California Supreme Court to rule soon on Fidelity National's petition for review (Albarracin v. Fidelity National)

We previously reported on the Court of Appeals' affirmance of a $2 million punitive damages award in this employment case.  As we noted, the court concluded that a $250,000 compensatory damages award was not "substantial" for purposes of the rule that lower punitive-to-compensatory ratios are warranted in cases with substantial compensatory damages.

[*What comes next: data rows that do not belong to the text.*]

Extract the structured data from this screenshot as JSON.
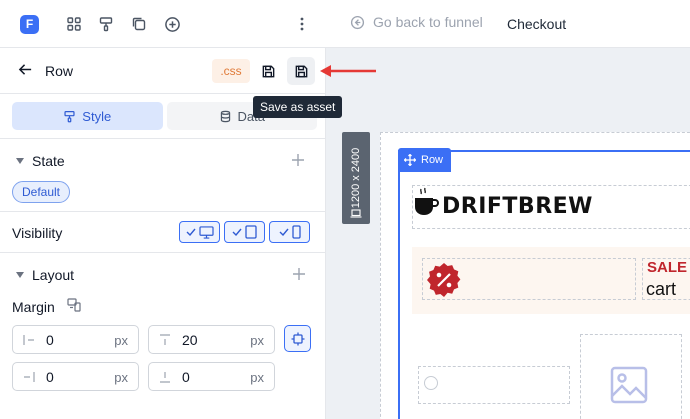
{
  "topbar": {
    "logo_letter": "F",
    "back_label": "Go back to funnel",
    "page_name": "Checkout",
    "icons": [
      "grid-icon",
      "paint-roller-icon",
      "copy-icon",
      "add-circle-icon",
      "more-vertical-icon"
    ]
  },
  "panel": {
    "title": "Row",
    "css_label": ".css",
    "tooltip": "Save as asset",
    "tabs": [
      {
        "label": "Style",
        "icon": "paint-roller-icon",
        "active": true
      },
      {
        "label": "Data",
        "icon": "database-icon",
        "active": false
      }
    ],
    "state": {
      "title": "State",
      "chip": "Default"
    },
    "visibility": {
      "label": "Visibility",
      "devices": [
        "desktop",
        "tablet",
        "mobile"
      ]
    },
    "layout": {
      "title": "Layout"
    },
    "margin": {
      "label": "Margin",
      "fields": [
        {
          "value": "0",
          "unit": "px",
          "side": "left"
        },
        {
          "value": "20",
          "unit": "px",
          "side": "top"
        },
        {
          "value": "0",
          "unit": "px",
          "side": "right"
        },
        {
          "value": "0",
          "unit": "px",
          "side": "bottom"
        }
      ]
    }
  },
  "canvas": {
    "size_label": "1200 x 2400",
    "row_tag": "Row",
    "brand": "DRIFTBREW",
    "sale_text": "SALE",
    "cart_text": "cart"
  },
  "colors": {
    "accent": "#3b6ff5",
    "css_chip": "#e07b39",
    "sale_red": "#c0262d",
    "annotation_arrow": "#e53935"
  }
}
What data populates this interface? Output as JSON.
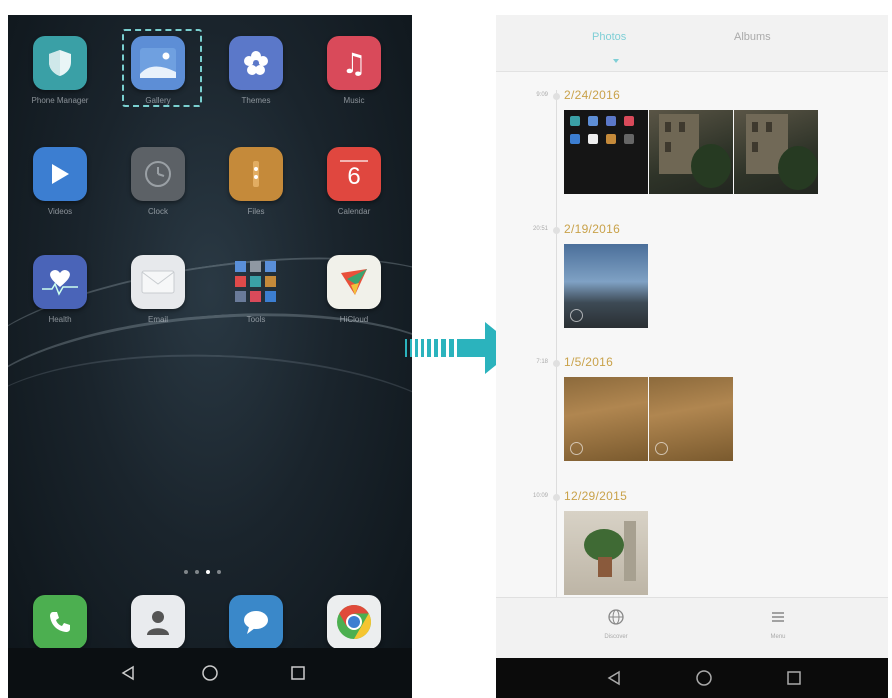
{
  "home": {
    "apps": [
      {
        "name": "Phone Manager",
        "icon": "shield-icon"
      },
      {
        "name": "Gallery",
        "icon": "gallery-icon"
      },
      {
        "name": "Themes",
        "icon": "themes-icon"
      },
      {
        "name": "Music",
        "icon": "music-icon"
      },
      {
        "name": "Videos",
        "icon": "videos-icon"
      },
      {
        "name": "Clock",
        "icon": "clock-icon"
      },
      {
        "name": "Files",
        "icon": "files-icon"
      },
      {
        "name": "Calendar",
        "icon": "calendar-icon",
        "day": "6"
      },
      {
        "name": "Health",
        "icon": "health-icon"
      },
      {
        "name": "Email",
        "icon": "email-icon"
      },
      {
        "name": "Tools",
        "icon": "folder-icon"
      },
      {
        "name": "HiCloud",
        "icon": "hicloud-icon"
      }
    ],
    "dock": [
      {
        "icon": "phone-icon"
      },
      {
        "icon": "contacts-icon"
      },
      {
        "icon": "messaging-icon"
      },
      {
        "icon": "chrome-icon"
      }
    ],
    "page_dots": 4,
    "active_page": 3
  },
  "gallery": {
    "tabs": [
      "Photos",
      "Albums"
    ],
    "active_tab": 0,
    "sections": [
      {
        "time": "9:09",
        "date": "2/24/2016",
        "photos": 3
      },
      {
        "time": "20:51",
        "date": "2/19/2016",
        "photos": 1
      },
      {
        "time": "7:18",
        "date": "1/5/2016",
        "photos": 2
      },
      {
        "time": "10:09",
        "date": "12/29/2015",
        "photos": 1
      }
    ],
    "bottom": [
      {
        "label": "Discover",
        "icon": "globe-icon"
      },
      {
        "label": "Menu",
        "icon": "menu-icon"
      }
    ]
  },
  "colors": {
    "accent": "#7fcfd6",
    "date": "#c9a24a",
    "arrow": "#2bb3bd"
  }
}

Fidelity National has petitioned for review, raising the following issues (quoted directly from the petition):

1.    Under Auto Equity Sales, Inc. v. Superior Court
(1962) 57 Cal.2d 450, 455 (Auto Equity Sales), this Court’s
decisions “are binding upon and must be followed by all the state
courts of California.”
     Does this stare decisis doctrine require the intermediate
appellate courts, in unpublished decisions, to either follow or
meaningfully distinguish this Court’s relevant holdings? 
2.        This Court and the U.S. Supreme Court require
reviewing courts to independently determine the constitutionality
of punitive damages awards, including whether such an award
bears a reasonable relationship to compensatory damages.
    Does the fact that a compensatory award is moderate—that
is, neither large enough to suggest an inherent punitive element
nor small and purely economic—itself justify “a much higher
ratio” of punitive damages (here, nearly 8-to-1)?

The Supreme Court has granted itself a 30-day extension of time to rule on the petition, moving the due date from November 21 to December 21.  Expect a ruling soon.